Modelling the population dynamics of hedgehogs

Project Name

Modelling the population dynamics of hedgehogs on the Outer Hebrides with a view towards eradication




1/07/2007 - 30/08/2009

Project Collaborators



Scottish Natural Heritage

Project Description


An individual-based simulation model of hedgehog populations was developed to investigate the predicted effect of methods to eradicate or control this invasive mammal species. The spatially-explicit approach adopted was able to recapitulate the known spread of hedgehogs through the three main Outer Hebridean Islands and was considered suitable for the simulation of control efforts.

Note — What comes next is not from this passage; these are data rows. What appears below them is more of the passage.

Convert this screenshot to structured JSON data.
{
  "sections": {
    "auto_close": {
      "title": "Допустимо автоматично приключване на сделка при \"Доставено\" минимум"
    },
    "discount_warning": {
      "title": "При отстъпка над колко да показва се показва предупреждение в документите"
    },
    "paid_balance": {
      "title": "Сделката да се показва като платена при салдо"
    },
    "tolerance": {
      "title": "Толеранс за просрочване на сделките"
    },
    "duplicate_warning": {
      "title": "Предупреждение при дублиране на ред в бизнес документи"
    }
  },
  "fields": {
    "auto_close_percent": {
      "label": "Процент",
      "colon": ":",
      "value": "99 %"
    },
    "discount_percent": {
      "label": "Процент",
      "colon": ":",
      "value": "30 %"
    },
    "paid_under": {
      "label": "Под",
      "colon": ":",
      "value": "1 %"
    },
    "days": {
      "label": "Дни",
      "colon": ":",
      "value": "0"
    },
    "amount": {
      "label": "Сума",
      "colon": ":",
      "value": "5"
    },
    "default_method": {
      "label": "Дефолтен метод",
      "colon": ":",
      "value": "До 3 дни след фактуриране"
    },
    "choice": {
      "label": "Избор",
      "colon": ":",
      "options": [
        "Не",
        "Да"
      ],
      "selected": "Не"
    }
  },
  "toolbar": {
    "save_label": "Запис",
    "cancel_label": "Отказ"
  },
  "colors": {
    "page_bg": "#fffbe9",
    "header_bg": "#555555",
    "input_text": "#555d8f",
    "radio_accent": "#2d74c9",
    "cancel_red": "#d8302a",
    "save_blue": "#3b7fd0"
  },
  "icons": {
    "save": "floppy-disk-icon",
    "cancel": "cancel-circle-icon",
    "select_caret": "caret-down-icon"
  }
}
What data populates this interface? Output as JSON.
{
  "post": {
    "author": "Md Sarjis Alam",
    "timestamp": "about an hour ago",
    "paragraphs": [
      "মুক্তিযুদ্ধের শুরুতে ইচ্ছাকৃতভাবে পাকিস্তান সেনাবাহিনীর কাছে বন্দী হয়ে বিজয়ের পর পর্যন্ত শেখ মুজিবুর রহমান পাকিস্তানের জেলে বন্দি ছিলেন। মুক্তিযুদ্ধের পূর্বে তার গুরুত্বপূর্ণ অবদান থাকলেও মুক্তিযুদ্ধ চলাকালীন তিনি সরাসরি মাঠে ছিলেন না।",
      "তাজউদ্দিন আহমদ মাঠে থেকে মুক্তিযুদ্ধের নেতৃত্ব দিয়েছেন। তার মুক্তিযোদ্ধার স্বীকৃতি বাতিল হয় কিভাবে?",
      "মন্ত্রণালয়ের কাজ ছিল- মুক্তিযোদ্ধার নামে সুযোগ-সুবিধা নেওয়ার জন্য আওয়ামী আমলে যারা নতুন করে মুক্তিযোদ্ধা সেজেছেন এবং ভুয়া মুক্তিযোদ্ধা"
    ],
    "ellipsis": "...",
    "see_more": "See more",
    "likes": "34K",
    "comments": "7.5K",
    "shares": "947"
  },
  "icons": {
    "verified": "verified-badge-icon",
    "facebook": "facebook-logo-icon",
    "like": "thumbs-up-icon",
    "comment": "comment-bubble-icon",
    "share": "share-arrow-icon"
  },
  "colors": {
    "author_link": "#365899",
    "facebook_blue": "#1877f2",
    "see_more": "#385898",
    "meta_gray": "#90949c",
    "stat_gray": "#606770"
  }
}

A sensitivity analysis of the model revealed that the parameters of breeding success of multiparous females, mortality of juvenile females in the non-breeding season, and mortality of adult females in the breeding season were the most important drivers of the simulated population. A greater focus on these parameters in future research efforts will improve the confidence in the predictions of this model.

The simulation of control efforts indicated that eradication of hedgehogs in the Hebrides is unrealistic in the short term (10 years) with current trapping levels; however, current effort should be capable of reducing the population, and has probably reduced the range expansion of the population. Current efforts are predicted to be able to reduce or eradicate hedgehogs where they are performed, and thus would protect areas of particular concern with respect to ground-nesting birds. The model also predicts that this level of control requires yearly effort ad inifinitum, since the hedgehog population in untrapped areas continues to increase. More effective control could be realistically achieved by a mobile control method (such as lamping), and one which concentrates on the removal of individuals from all habitats.

The current model reduces control to three driving variables (intensity, mobility and efficiency), and this approach lends itself to the investigation of the efficacy of any control methods which can be described in these terms. The model can be used to explore the effort and cost required to achieve complete eradication of hedgehogs on North Uist, and plan a strategy for the systematic control of hedgehogs on Benbecula and South Uist. However, such methods prove complex, since they also depend on social, temporal, and spatial factors, such as access at different times of year and the consent of the local community.

A Decision Support Tool was developed as an extension to the original project. This tool summarised the outputs of the model using Generalised Linear Modelling, and permitted managers to plan eradication zones and trapper effort to optimise eradication efforts.